Críticas AdoroCinema
3,5
Bom
Elogio da Liberdade

Duas mulheres em movimento

por Bruno Carmelo

Para seu primeiro longa-metragem como diretora, Bianca Comparato embarca num projeto bastante ambicioso. Ela pretende não apenas narrar toda a trajetória da intelectual Rosiska Darcy de Oliveira – algo que seria, por si só, abrangente demais – mas também estabelecer um paralelo entre a evolução pessoal da protagonista e as mutações sociais do século XX, analisando as transformações políticas que vão de Simone de Beauvoir a Marielle Franco, das primeiras parlamentares europeias mulheres à eleição de Dilma Rousseff. Felizmente, a cineasta não utiliza o contexto social para reforçar o valor da biografada, preferindo o caminho contrário: o filme parte de Rosiska para o mundo.

Assim, é com certo alívio que encontramos um retrato carinhoso, porém sem idealizações fáceis. A escritora e ativista possui uma trajetória interessantíssima, narrada pela própria com uma eloquência e um senso crítico invejáveis. A proximidade entre a diretora e a biografada resulta em conversas ao mesmo tempo informais e informativas. O documentário consegue aliar o melhor dos dois mundos: a imersão (pelo senso de proximidade, o bate-papo no jardim, a presença da diretora na imagem ao lado de Rosiska) e o distanciamento (a avaliação da própria trajetória, as reflexões históricas e políticas).

A montagem efetua um ótimo trabalho ao articular tantos temas e passagens, em saltos temporais ágeis. As diversas viagens de Rosiska transformam o filme num road movie recheado de passagens memoráveis (as entrevistas com jornalistas machistas, os depoimentos esclarecedores de Beauvoir) e imagens de arquivo surpreendentes que escancaram a evolução das mulheres no mundo ocidental. Elogio da Liberdade não apenas menciona diversas passagens, mas explica os laços orgânicos que unem filosofia e política, programas de televisão e ditadura militar, feminismo e redes sociais. Deste modo, evita o problema comum aos documentários históricos que meramente listam fatos, criando relações de causa e consequência problemáticas (post hoc ergo propter hoc). Comparato está menos interessada nos “melhores momentos” da História do que nas tendências amplas que possibilitaram transformações.
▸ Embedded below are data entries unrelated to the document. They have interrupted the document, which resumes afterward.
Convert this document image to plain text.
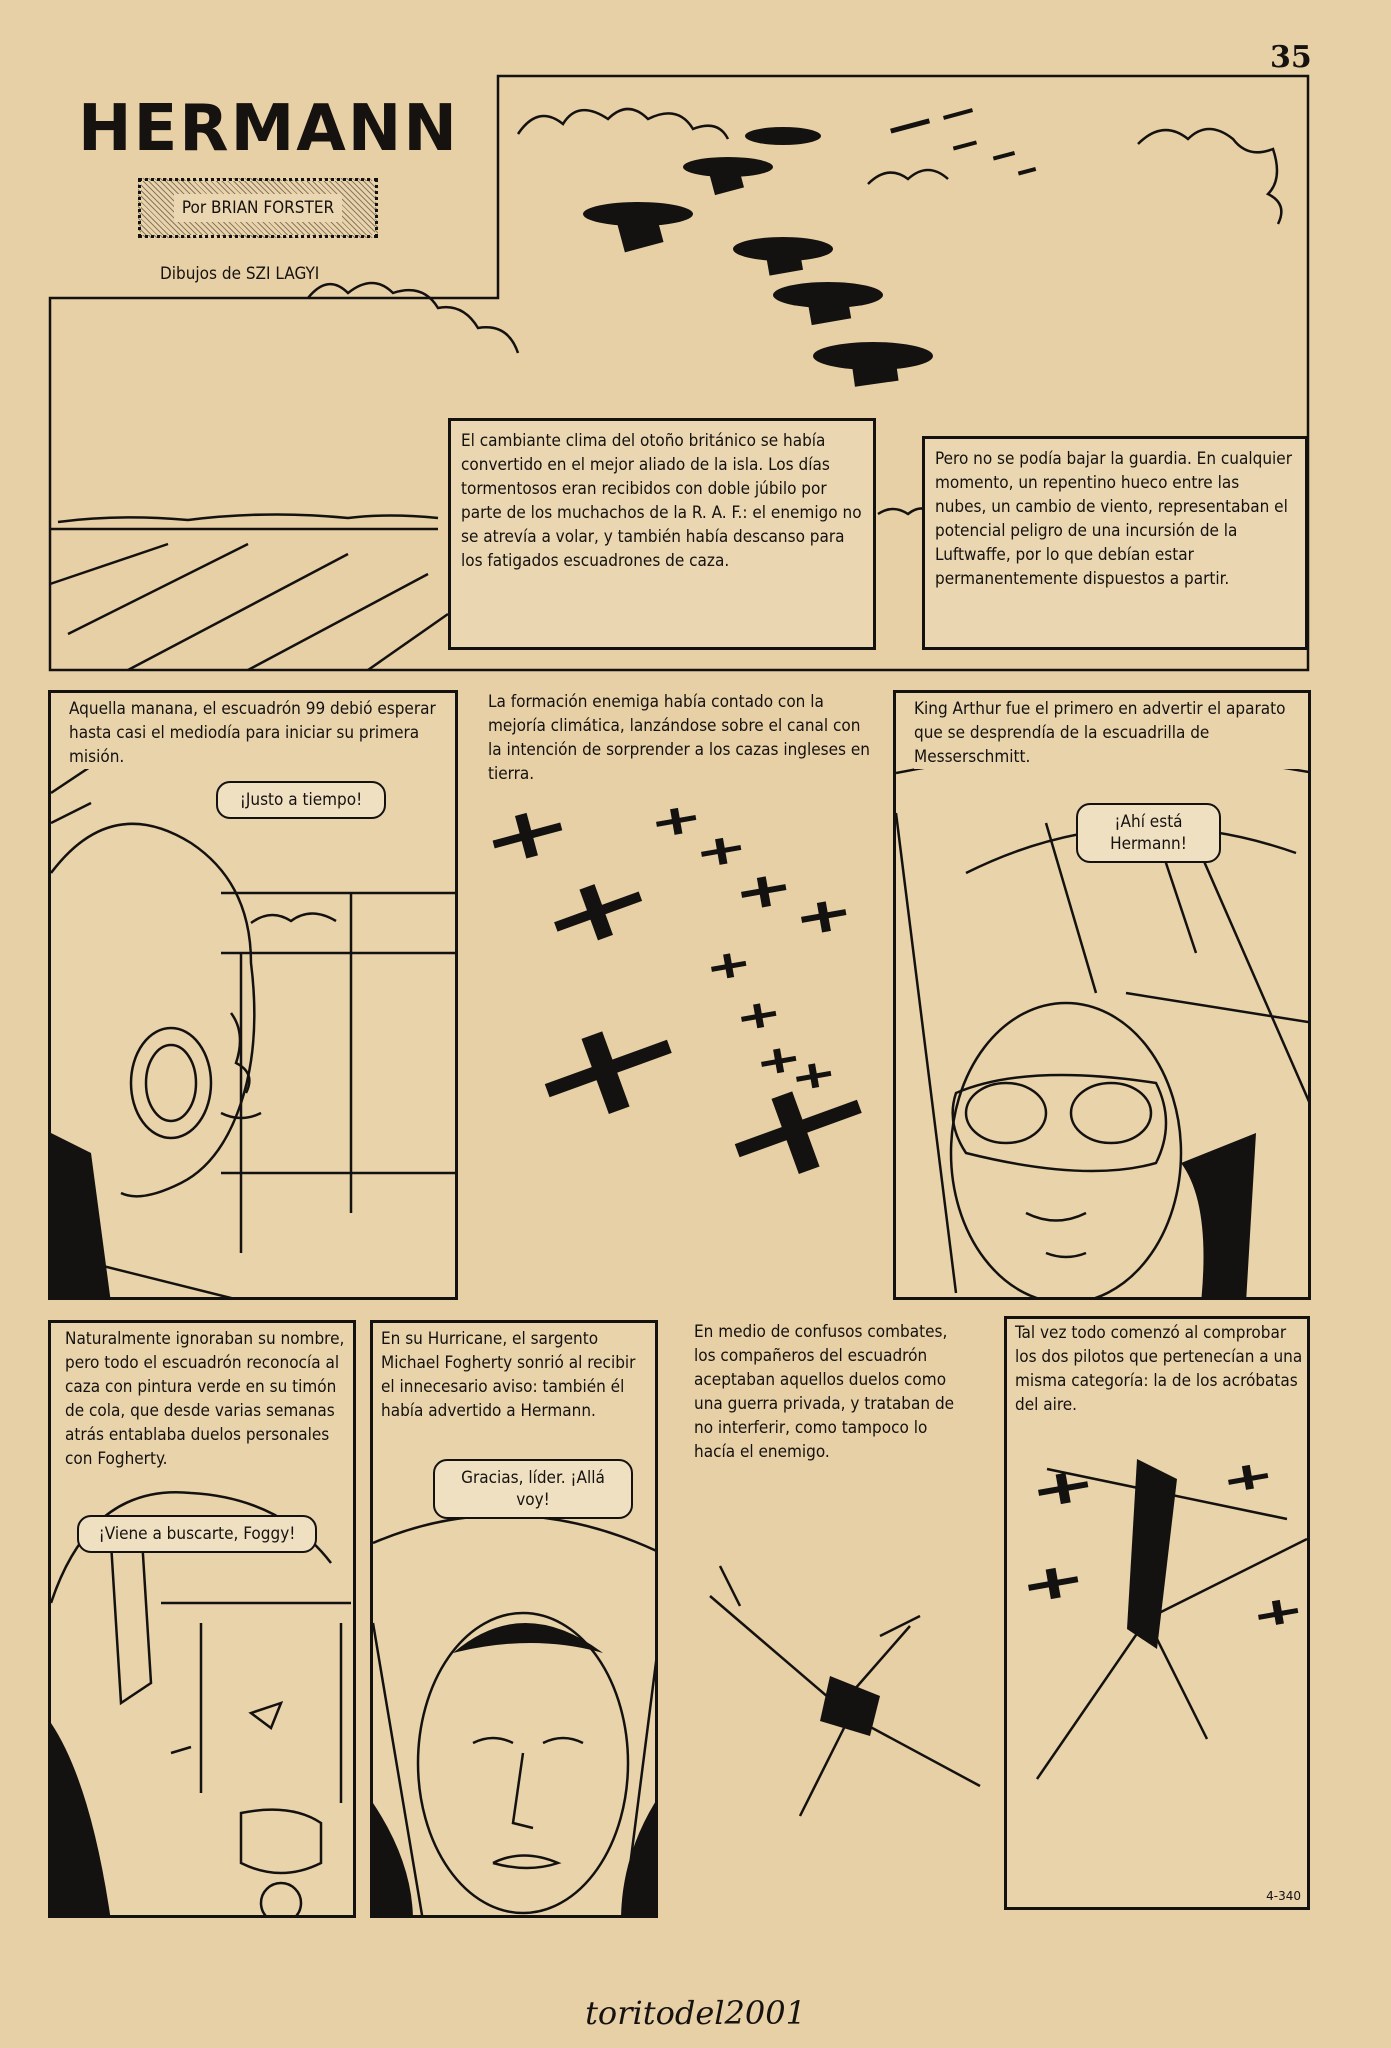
35
HERMANN
Por BRIAN FORSTER
Dibujos de SZI LAGYI
El cambiante clima del otoño británico se había convertido en el mejor aliado de la isla. Los días tormentosos eran recibidos con doble júbilo por parte de los muchachos de la R. A. F.: el enemigo no se atrevía a volar, y también había descanso para los fatigados escuadrones de caza.
Pero no se podía bajar la guardia. En cualquier momento, un repentino hueco entre las nubes, un cambio de viento, representaban el potencial peligro de una incursión de la Luftwaffe, por lo que debían estar permanentemente dispuestos a partir.
Aquella manana, el escuadrón 99 debió esperar hasta casi el mediodía para iniciar su primera misión.
¡Justo a tiempo!
La formación enemiga había contado con la mejoría climática, lanzándose sobre el canal con la intención de sorprender a los cazas ingleses en tierra.
King Arthur fue el primero en advertir el aparato que se desprendía de la escuadrilla de Messerschmitt.
¡Ahí está Hermann!
Naturalmente ignoraban su nombre, pero todo el escuadrón reconocía al caza con pintura verde en su timón de cola, que desde varias semanas atrás entablaba duelos personales con Fogherty.
¡Viene a buscarte, Foggy!
En su Hurricane, el sargento Michael Fogherty sonrió al recibir el innecesario aviso: también él había advertido a Hermann.
Gracias, líder. ¡Allá voy!
En medio de confusos combates, los compañeros del escuadrón aceptaban aquellos duelos como una guerra privada, y trataban de no interferir, como tampoco lo hacía el enemigo.
Tal vez todo comenzó al comprobar los dos pilotos que pertenecían a una misma categoría: la de los acróbatas del aire.
4-340
toritodel2001
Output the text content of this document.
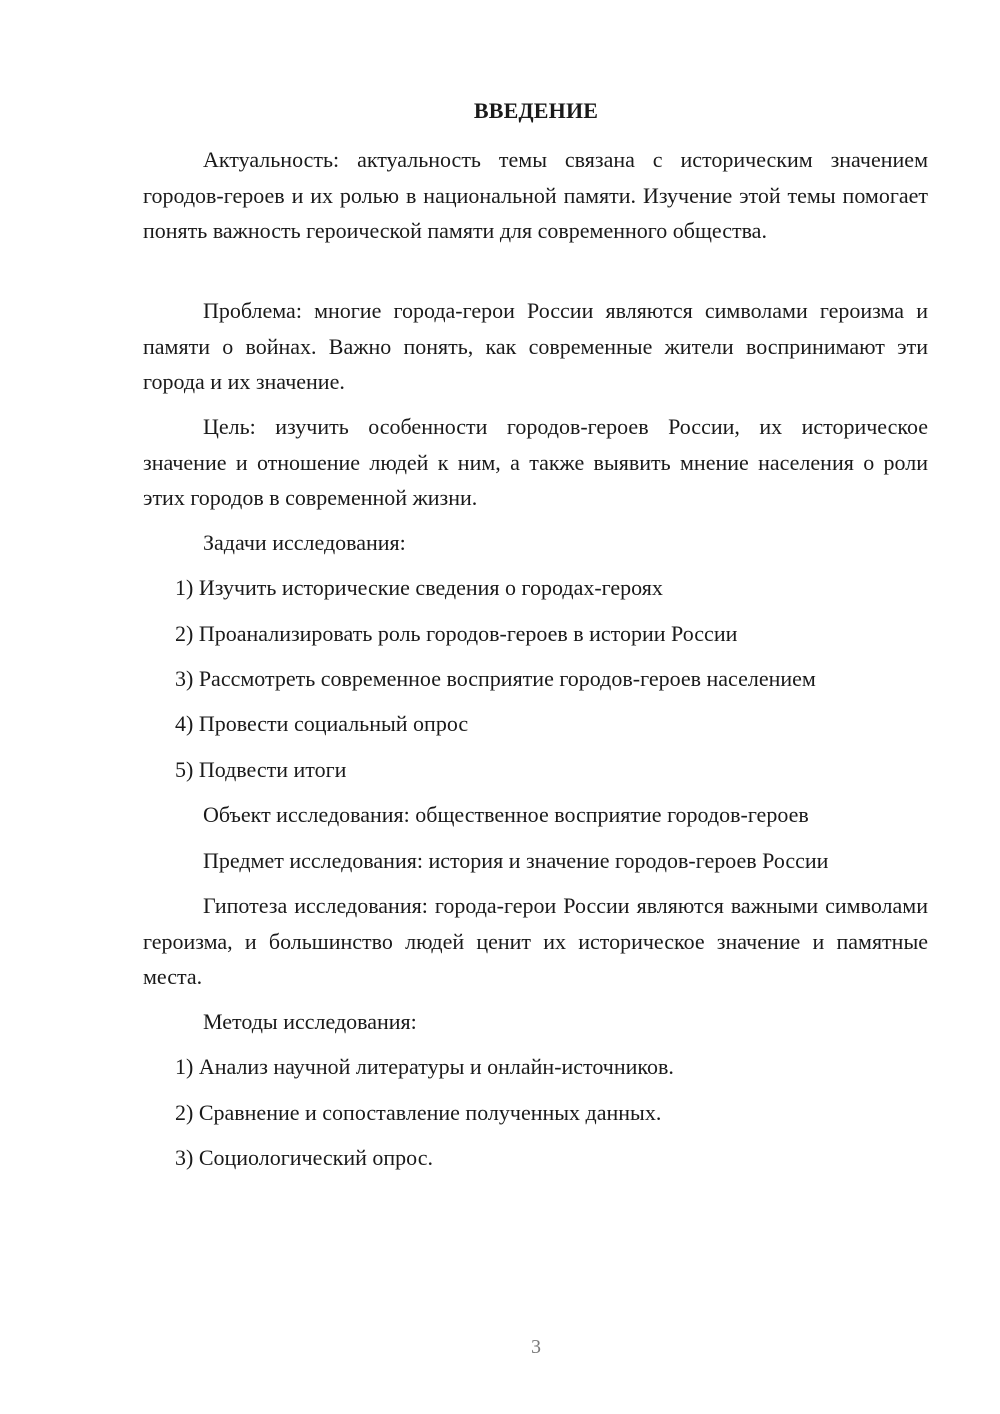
ВВЕДЕНИЕ
Актуальность: актуальность темы связана с историческим значением городов-героев и их ролью в национальной памяти. Изучение этой темы помогает понять важность героической памяти для современного общества.
Проблема: многие города-герои России являются символами героизма и памяти о войнах. Важно понять, как современные жители воспринимают эти города и их значение.
Цель: изучить особенности городов-героев России, их историческое значение и отношение людей к ним, а также выявить мнение населения о роли этих городов в современной жизни.
Задачи исследования:
1) Изучить исторические сведения о городах-героях
2) Проанализировать роль городов-героев в истории России
3) Рассмотреть современное восприятие городов-героев населением
4) Провести социальный опрос
5) Подвести итоги
Объект исследования: общественное восприятие городов-героев
Предмет исследования: история и значение городов-героев России
Гипотеза исследования: города-герои России являются важными символами героизма, и большинство людей ценит их историческое значение и памятные места.
Методы исследования:
1) Анализ научной литературы и онлайн-источников.
2) Сравнение и сопоставление полученных данных.
3) Социологический опрос.
3
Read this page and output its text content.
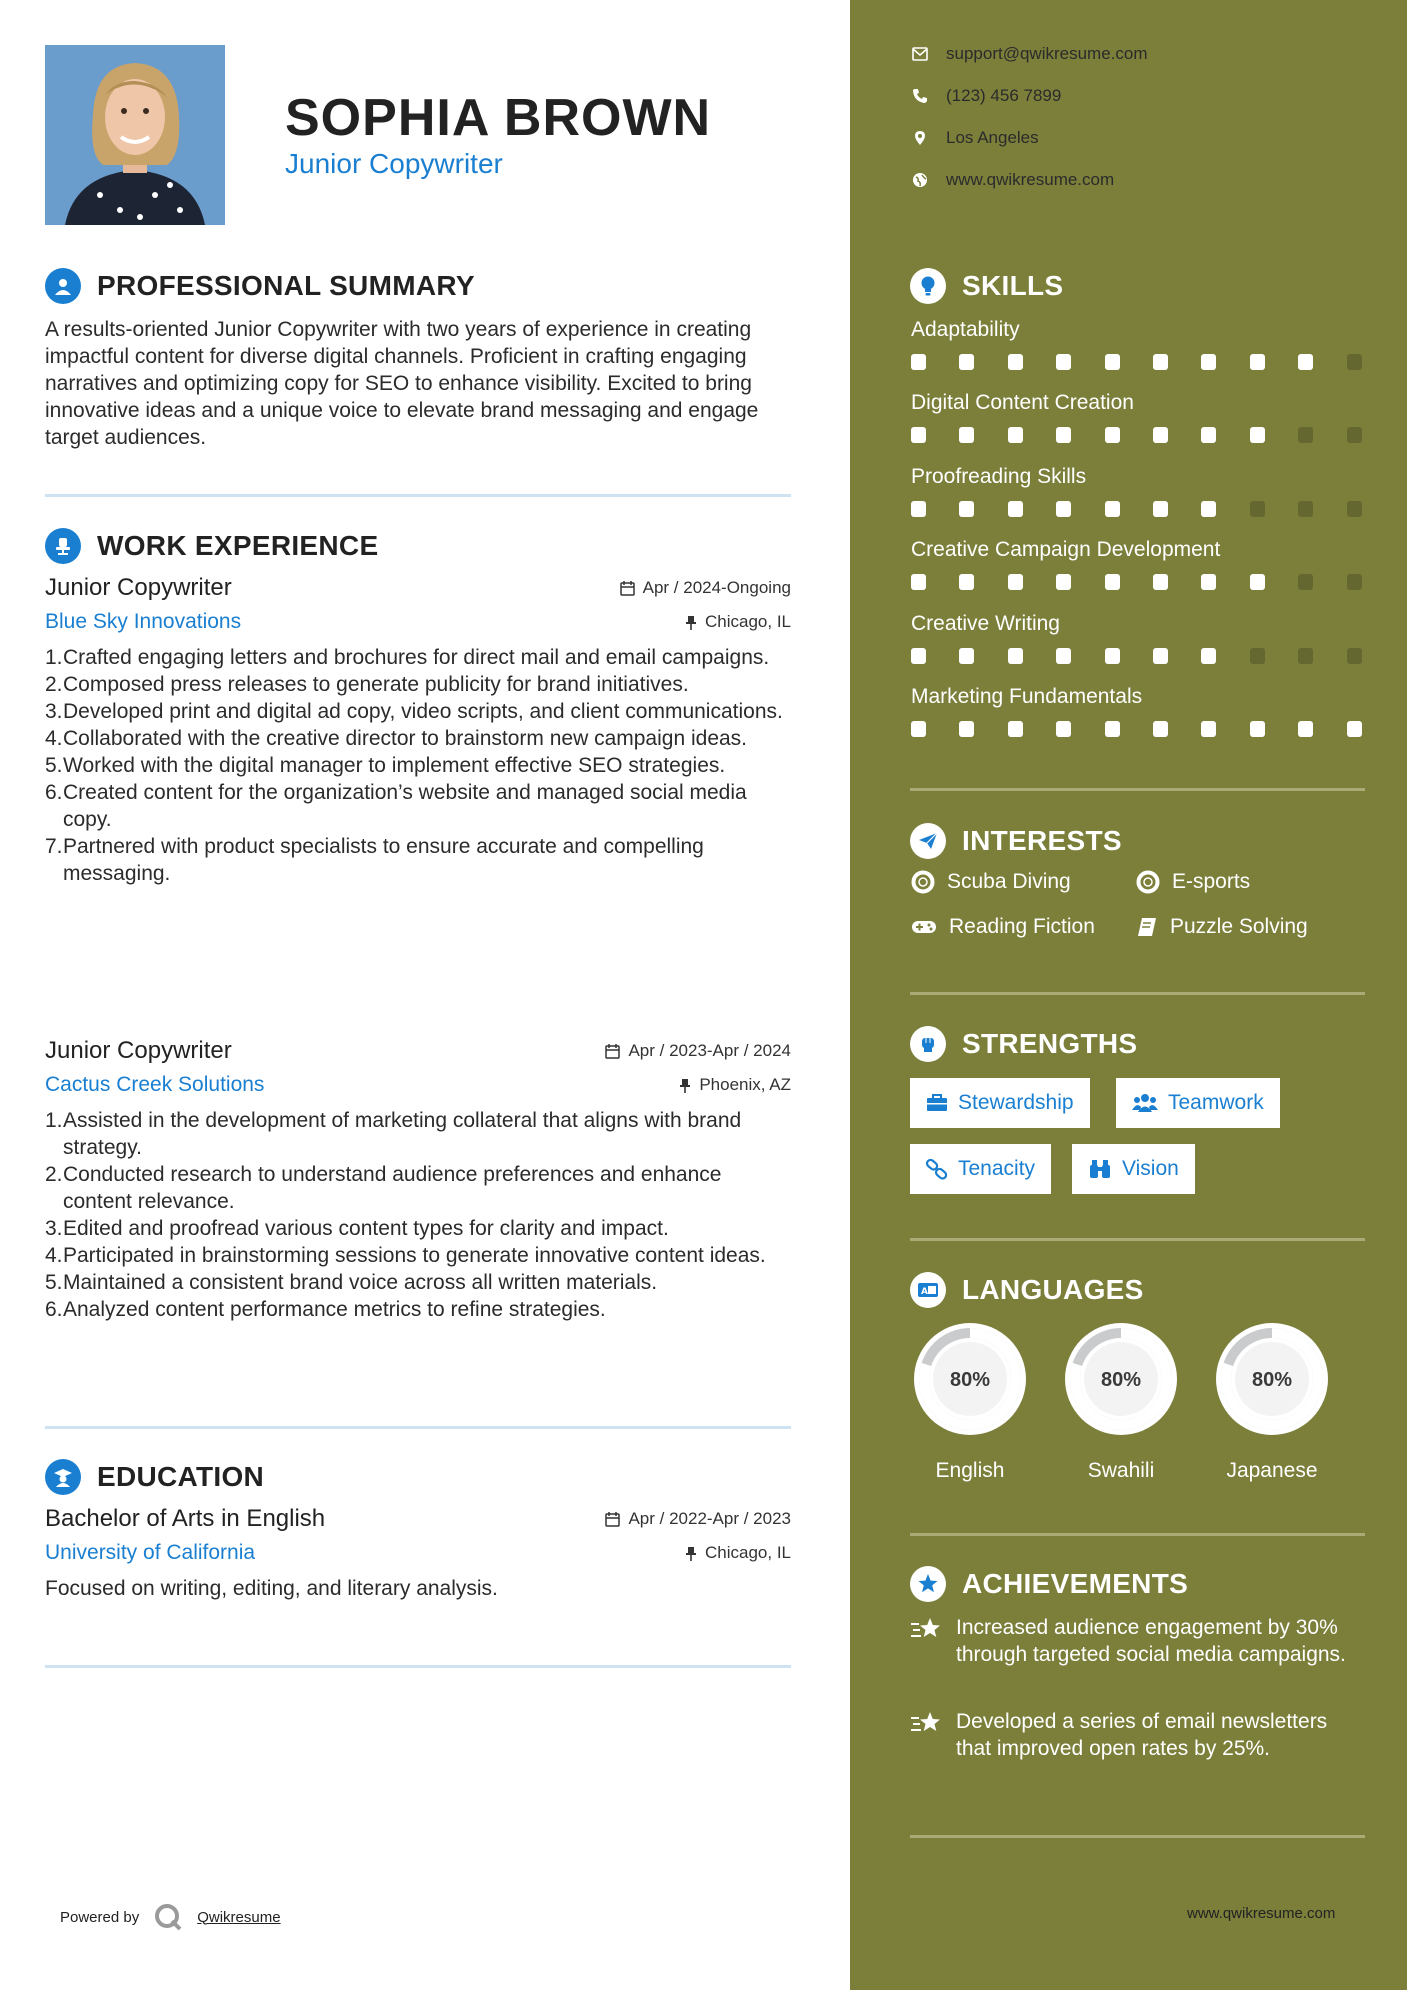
SOPHIA BROWN
Junior Copywriter
PROFESSIONAL SUMMARY
A results-oriented Junior Copywriter with two years of experience in creating impactful content for diverse digital channels. Proficient in crafting engaging narratives and optimizing copy for SEO to enhance visibility. Excited to bring innovative ideas and a unique voice to elevate brand messaging and engage target audiences.
WORK EXPERIENCE
Junior Copywriter	Apr / 2024-Ongoing
Blue Sky Innovations	Chicago, IL
1.Crafted engaging letters and brochures for direct mail and email campaigns.
2.Composed press releases to generate publicity for brand initiatives.
3.Developed print and digital ad copy, video scripts, and client communications.
4.Collaborated with the creative director to brainstorm new campaign ideas.
5.Worked with the digital manager to implement effective SEO strategies.
6.Created content for the organization’s website and managed social media copy.
7.Partnered with product specialists to ensure accurate and compelling messaging.
Junior Copywriter	Apr / 2023-Apr / 2024
Cactus Creek Solutions	Phoenix, AZ
1.Assisted in the development of marketing collateral that aligns with brand strategy.
2.Conducted research to understand audience preferences and enhance content relevance.
3.Edited and proofread various content types for clarity and impact.
4.Participated in brainstorming sessions to generate innovative content ideas.
5.Maintained a consistent brand voice across all written materials.
6.Analyzed content performance metrics to refine strategies.
EDUCATION
Bachelor of Arts in English	Apr / 2022-Apr / 2023
University of California	Chicago, IL
Focused on writing, editing, and literary analysis.
Powered by	Qwikresume
support@qwikresume.com
(123) 456 7899
Los Angeles
www.qwikresume.com
SKILLS
Adaptability
Digital Content Creation
Proofreading Skills
Creative Campaign Development
Creative Writing
Marketing Fundamentals
INTERESTS
Scuba Diving	E-sports
Reading Fiction	Puzzle Solving
STRENGTHS
Stewardship	Teamwork
Tenacity	Vision
A LANGUAGES
80%
English
80%
Swahili
80%
Japanese
ACHIEVEMENTS
Increased audience engagement by 30% through targeted social media campaigns.
Developed a series of email newsletters that improved open rates by 25%.
www.qwikresume.com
Apesar do discurso louvável, o projeto é fragilizado por algumas escolhas estéticas. A direção aposta em uma série de filtros de imagem, que vão das bordas arredondadas à mistura entre preto e branco e colorido, passando por uma série de texturas digitais aplicadas sobre o rosto de Rosiska. As intervenções quase onipresentes soam aleatórias, além de chamarem demasiada atenção ao dispositivo cinematográfico, prejudicando a organicidade do discurso. Além disso, a trilha sonora soa óbvias demais (para apresentar a África e o Rio de Janeiro, por exemplo), e alguns instantes transparecem problemas na edição de som e na manipulação de fotografias de arquivo (uma foto pixelizada com Paulo Freire, em especial). Trata-se de detalhes, no entanto, dentro de um projeto coeso e bem desenvolvido.

Elogio da Liberdade se ergue sobre uma estrutura convencional: a mistura entre depoimentos e imagens de arquivo, utilizando fotografias e vídeos como suporte ilustrativo da descrição sonora. No entanto, dentro deste formato limitado, consegue embutir um volume surpreendente de reflexões, de modo fluido e adequado ao público do século XX. Além disso, encontra uma maneira poética de expor os textos de Rosiska Darcy de Oliveira, articulados com a vivência da protagonista e com passagens da História do Brasil. Este início tão promissor desperta boas expectativas para os próximos passos de Comparato na direção.